Le paquet adopté par le Collège contient une proposition visant à modifier la directive ETS (2003/87/CE) afin de clarifier la disposition concernant le calendrier de mise aux enchères des quotas, un projet de révision future du règlement concernant la mise aux enchères des quotas d'émission (règlement n°1031/2010) et un document de travail analytique de la Commission contenant tous les calculs ayant conduit aux différents chiffres dans trois scénarios envisagés pour la révision éventuelle de ce règlement. Ces trois scénarios portent respectivement sur un gel de 400 millions de tonnes de quotas, 900 millions de tonnes ou 1, 2 milliard de tonnes sur toute la période 2013-2020 (avec un retrait pendant les trois premières années et une compensation en 2016). Il appartiendra au Conseil et au Parlement de décider quel scénario leur semble le plus indiqué.

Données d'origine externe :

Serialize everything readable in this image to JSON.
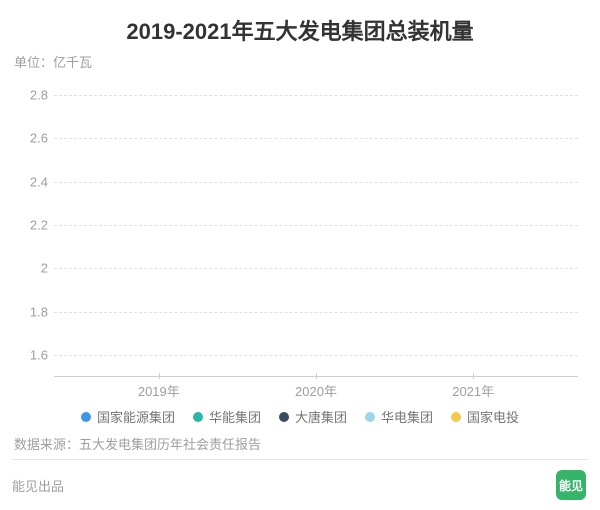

Le projet de modification future du règlement 1031/2010 a été transmis mercredi, pour consultation, aux États membres via le comité ad hoc Changement climatique. Le texte est accessible au public, via le site de la Commission européenne pour une consultation ouverte jusqu'au début du mois d'octobre. Après la pause estivale, la Commission finalisera le rapport sur le fonctionnement du marché du carbone pour définir les options structurelles à long terme qu'elle proposera pour remédier plus durablement aux lacunes de l'ETS.
« L'ETS a connu une surabondance croissante de quotas au cours des dernières années. Il serait inconséquent de continuer délibérément à inonder un marché déjà surapprovisionné. Si la volonté politique est là, toutes les décisions politiques pourront être prises avant la fin de l'année. La balle est dans le camp du Parlement et des États membres », déclare Connie Hedegaard, commissaire européenne à l'Action pour le climat dans un communiqué et via Twitter.
À ceux qui se demandent si le moment est bien opportun pour faire cette proposition, Isaac Valero- Ladron, porte-parole de la commissaire, répond: « La Commission a décidé d'agir rapidement. Le Parlement et le Conseil sont conscients que le temps, c'est de l'argent. C'est à eux de dire quel scénario a leur préférence et de réagir rapidement, avant la fin de l'année ».
Un premier pas important. Pour l'eurodéputé Peter Liese (PPE, Allemagne, rapporteur pour ce dossier au Parlement), cette proposition de la Commission est « un premier pas important, mais davantage doit suivre rapidement» pour « régler à l'échelle européenne », et non par des mesures nationales « les problèmes graves rencontrés par États membres qui fondent leurs stratégie d'investissement dans l'efficacité énergétique sur les revenus des enchères ».
Les ONG environnementales Greenpeace et le WWF ont salué ce plan de la Commission avec prudence. Elle se réjouissent que la Commission reconnaisse que l'ETS a souffert d'une surabondance de quotas à l'origine de la chute du prix du carbone et d'une capacité moindre à inciter les entreprises polluantes à réduire leurs émissions de gaz à effet de serre, mais elles sont déçues que la Commission n'ait pas encore suggéré des mesures structurelles, comme le retrait permanent de quotas du marché ou l'augmentation de l'objectif de réduction des émissions de gaz à effet de serre de l'UE, pour réformer le marché du carbone
« La crise de l'euro a montré à l'Europe qu'agir trop peu ou trop tard coûte cher. L'UE ne devrait pas faire la même erreur avec le marché du carbone. Il nous faut une action rapide et décisive sinon le système se détériorera rapidement et ne permettra pas de réductions réelles des émissions de CO2 pendant au moins une décennie. Le nombre de quotas doit être réduit sinon les entreprises échangeront de l'argent de Monopoly », déclare Joris den Blanken, directeur pour la politique climatique de Greenpeace. Sam Van den plas, du WW ajoute: « Nous savons tous que l'ETS est dans un tel état que seules des mesures structurelles pourront lui éviter l'effondrement ».